Comment by NelsonMinar
13 years ago
It surprises me that IRC is used. In part because IRC is old and crufty and, I fear, not very secure. Also because IRC isn't some milspec contract that made some insider hundreds of millions of dollars. It's great to adapt an existing chat technology but it surprises me.
I recently read "Predator: The Remote-Control Air War over Iraq and Afghanistan: A Pilot's Story" and it talks a lot about how UAV pilots hang out in chat rooms sharing intel during operations. Asynchronous text is the perfect medium for this kind of thing; low bandwidth, doesn't require a lot of attention. Just crazy to think it'd be IRC.
It is easier to ensure absolute security of the transport layer and the physical facilities the computers are in, as opposed to designing absolute security of every application.
The DoD runs its own worldwide IP network called DISN, on top of which many compartmentalized networks run. Check out http://upload.wikimedia.org/wikipedia/commons/6/6f/Intel_Gre... for a visual example.
I often come across these types of comments about the IRC protocol being 'crufty,' 'old,' etc. I recently (a year ago) implemented a subset of the IRC protocol for a project and I thought it was fairly modern, and not difficult to work with.
Yes, IRC has some problems, it wasn't built with security in mind. I think dsl below offers a solution to some of these concerns.
But this still leads me to ask the question, what does a modern distributed chat protocol look like?
Uh, how does dsl offer a solution?
dsl the user: http://news.ycombinator.com/item?id=5148079
IRC is a fine protocol and there are fairly straightforward methods for providing authenticated and encrypted access to private IRC servers.
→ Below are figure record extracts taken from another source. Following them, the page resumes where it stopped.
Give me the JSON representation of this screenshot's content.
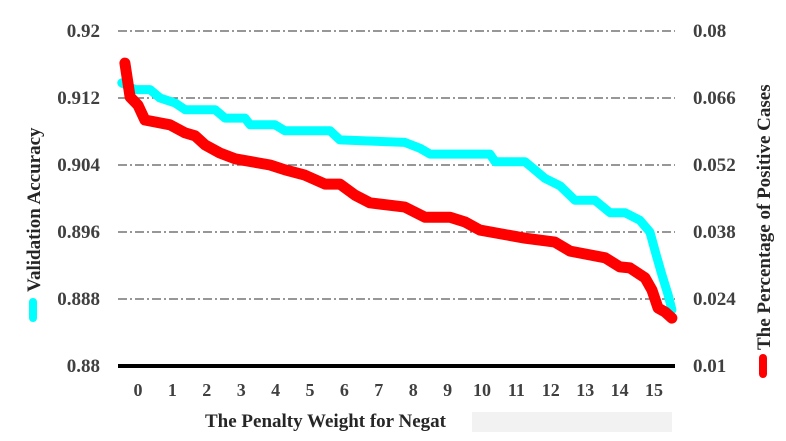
{
  "chart_data": {
    "type": "line",
    "title": "",
    "xlabel": "The Penalty Weight for Negative Samples",
    "xlabel_visible_text": "The Penalty Weight for Negat",
    "x_ticks": [
      "0",
      "1",
      "2",
      "3",
      "4",
      "5",
      "6",
      "7",
      "8",
      "9",
      "10",
      "11",
      "12",
      "13",
      "14",
      "15"
    ],
    "xlim": [
      -0.5,
      15.6
    ],
    "grid": "horizontal dash-dot",
    "legend": "embedded in axis labels (cyan marker on left label, red marker on right label)",
    "axes": {
      "left": {
        "label": "Validation Accuracy",
        "ticks": [
          "0.92",
          "0.912",
          "0.904",
          "0.896",
          "0.888",
          "0.88"
        ],
        "ylim": [
          0.88,
          0.92
        ],
        "color": "#00ffff"
      },
      "right": {
        "label": "The Percentage of Positive Cases",
        "ticks": [
          "0.08",
          "0.066",
          "0.052",
          "0.038",
          "0.024",
          "0.01"
        ],
        "ylim": [
          0.01,
          0.08
        ],
        "color": "#ff0000"
      }
    },
    "series": [
      {
        "name": "Validation Accuracy",
        "axis": "left",
        "color": "#00ffff",
        "x": [
          -0.47,
          -0.09,
          0.35,
          0.64,
          1.08,
          1.37,
          2.24,
          2.53,
          3.11,
          3.26,
          3.98,
          4.27,
          5.58,
          5.87,
          7.76,
          8.2,
          8.49,
          10.23,
          10.38,
          11.25,
          11.54,
          11.83,
          12.27,
          12.7,
          13.28,
          13.72,
          14.16,
          14.59,
          14.88,
          15.06,
          15.23,
          15.41,
          15.52
        ],
        "values": [
          0.9138,
          0.913,
          0.913,
          0.912,
          0.9114,
          0.9106,
          0.9106,
          0.9096,
          0.9096,
          0.9088,
          0.9088,
          0.9081,
          0.9081,
          0.907,
          0.9067,
          0.906,
          0.9053,
          0.9053,
          0.9044,
          0.9044,
          0.9034,
          0.9024,
          0.9015,
          0.8998,
          0.8998,
          0.8983,
          0.8983,
          0.8974,
          0.896,
          0.8933,
          0.8909,
          0.8885,
          0.8867
        ]
      },
      {
        "name": "The Percentage of Positive Cases",
        "axis": "right",
        "color": "#ff0000",
        "x": [
          -0.38,
          -0.23,
          0.0,
          0.2,
          0.93,
          1.37,
          1.66,
          1.95,
          2.38,
          2.82,
          3.84,
          4.27,
          4.85,
          5.44,
          5.87,
          6.31,
          6.74,
          7.76,
          8.34,
          9.07,
          9.51,
          9.94,
          11.25,
          12.12,
          12.56,
          13.58,
          14.01,
          14.3,
          14.74,
          14.94,
          15.12,
          15.32,
          15.52
        ],
        "values": [
          0.0733,
          0.0662,
          0.0645,
          0.0614,
          0.0604,
          0.0587,
          0.0581,
          0.0562,
          0.0545,
          0.0533,
          0.052,
          0.051,
          0.0499,
          0.048,
          0.048,
          0.0457,
          0.0441,
          0.0432,
          0.0411,
          0.0411,
          0.0401,
          0.0384,
          0.0367,
          0.0359,
          0.034,
          0.0326,
          0.0307,
          0.0305,
          0.0284,
          0.0259,
          0.0221,
          0.0213,
          0.02
        ]
      }
    ]
  }
}
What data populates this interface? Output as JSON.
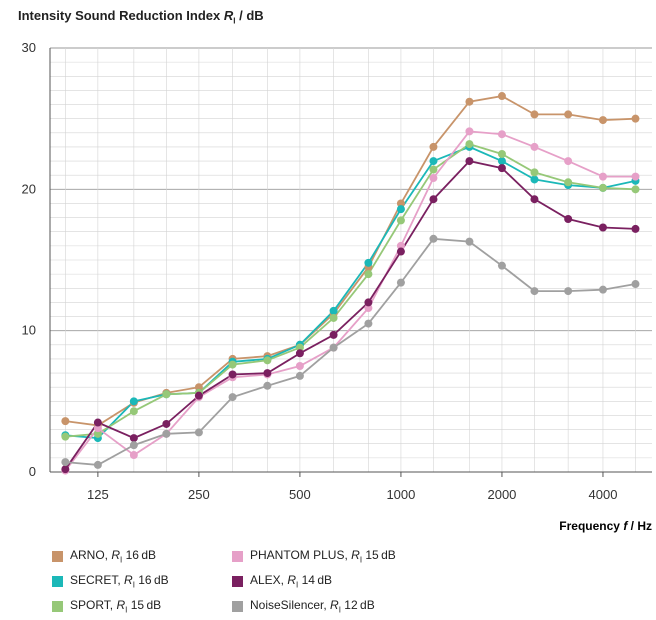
{
  "chart_data": {
    "type": "line",
    "title": "Intensity Sound Reduction Index",
    "ylabel_symbol": "R",
    "ylabel_sub": "I",
    "ylabel_unit": "/ dB",
    "xlabel": "Frequency",
    "xlabel_symbol": "f",
    "xlabel_unit": "/ Hz",
    "x_scale": "log",
    "ylim": [
      0,
      30
    ],
    "yticks": [
      0,
      10,
      20,
      30
    ],
    "xticks": [
      125,
      250,
      500,
      1000,
      2000,
      4000
    ],
    "x": [
      100,
      125,
      160,
      200,
      250,
      315,
      400,
      500,
      630,
      800,
      1000,
      1250,
      1600,
      2000,
      2500,
      3150,
      4000,
      5000
    ],
    "grid": true,
    "series": [
      {
        "name": "ARNO",
        "rating": "16",
        "color": "#c8946a",
        "values": [
          3.6,
          3.3,
          4.9,
          5.6,
          6.0,
          8.0,
          8.2,
          9.0,
          11.2,
          14.5,
          19.0,
          23.0,
          26.2,
          26.6,
          25.3,
          25.3,
          24.9,
          25.0
        ]
      },
      {
        "name": "SECRET",
        "rating": "16",
        "color": "#1bb8b8",
        "values": [
          2.6,
          2.4,
          5.0,
          5.5,
          5.6,
          7.8,
          8.0,
          9.0,
          11.4,
          14.8,
          18.6,
          22.0,
          23.0,
          22.0,
          20.7,
          20.3,
          20.1,
          20.6
        ]
      },
      {
        "name": "SPORT",
        "rating": "15",
        "color": "#96c878",
        "values": [
          2.5,
          2.7,
          4.3,
          5.5,
          5.6,
          7.6,
          7.9,
          8.8,
          10.9,
          14.0,
          17.8,
          21.4,
          23.2,
          22.5,
          21.2,
          20.5,
          20.1,
          20.0
        ]
      },
      {
        "name": "PHANTOM PLUS",
        "rating": "15",
        "color": "#e6a0c8",
        "values": [
          0.1,
          3.1,
          1.2,
          2.7,
          5.3,
          6.7,
          6.9,
          7.5,
          8.8,
          11.6,
          16.0,
          20.8,
          24.1,
          23.9,
          23.0,
          22.0,
          20.9,
          20.9
        ]
      },
      {
        "name": "ALEX",
        "rating": "14",
        "color": "#7a2060",
        "values": [
          0.2,
          3.5,
          2.4,
          3.4,
          5.4,
          6.9,
          7.0,
          8.4,
          9.7,
          12.0,
          15.6,
          19.3,
          22.0,
          21.5,
          19.3,
          17.9,
          17.3,
          17.2
        ]
      },
      {
        "name": "NoiseSilencer",
        "rating": "12",
        "color": "#a0a0a0",
        "values": [
          0.7,
          0.5,
          1.9,
          2.7,
          2.8,
          5.3,
          6.1,
          6.8,
          8.8,
          10.5,
          13.4,
          16.5,
          16.3,
          14.6,
          12.8,
          12.8,
          12.9,
          13.3
        ]
      }
    ],
    "legend_rating_unit": "dB",
    "legend_placement": "bottom"
  }
}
Indeed. The client "mIRC" has a few well-known security bugs and hasn't been maintained for ages, but there indeed is nothing wrong with the protocol when using more modern clients. It can be as secure as necessary through various extensions, and ofcourse running it over SSL.
Isiode offers M-Link, its military XMPP solution : http://www.isode.com/solutions/military-xmpp.html - I guess there are others... Does anyone here know them ?
At the very least, IRC let use encrypted SSL connection. Then, they may have their own IRC server implementation with special security requirements. I'm more concerned they use windows and mIRC, actually.
Yeah but it is optional, meaning it only takes one person in your channel with it switched off to make the whole thing pointless.
As someone above said, they deal with it by making the whole network secure and not worrying about the irc application being secure.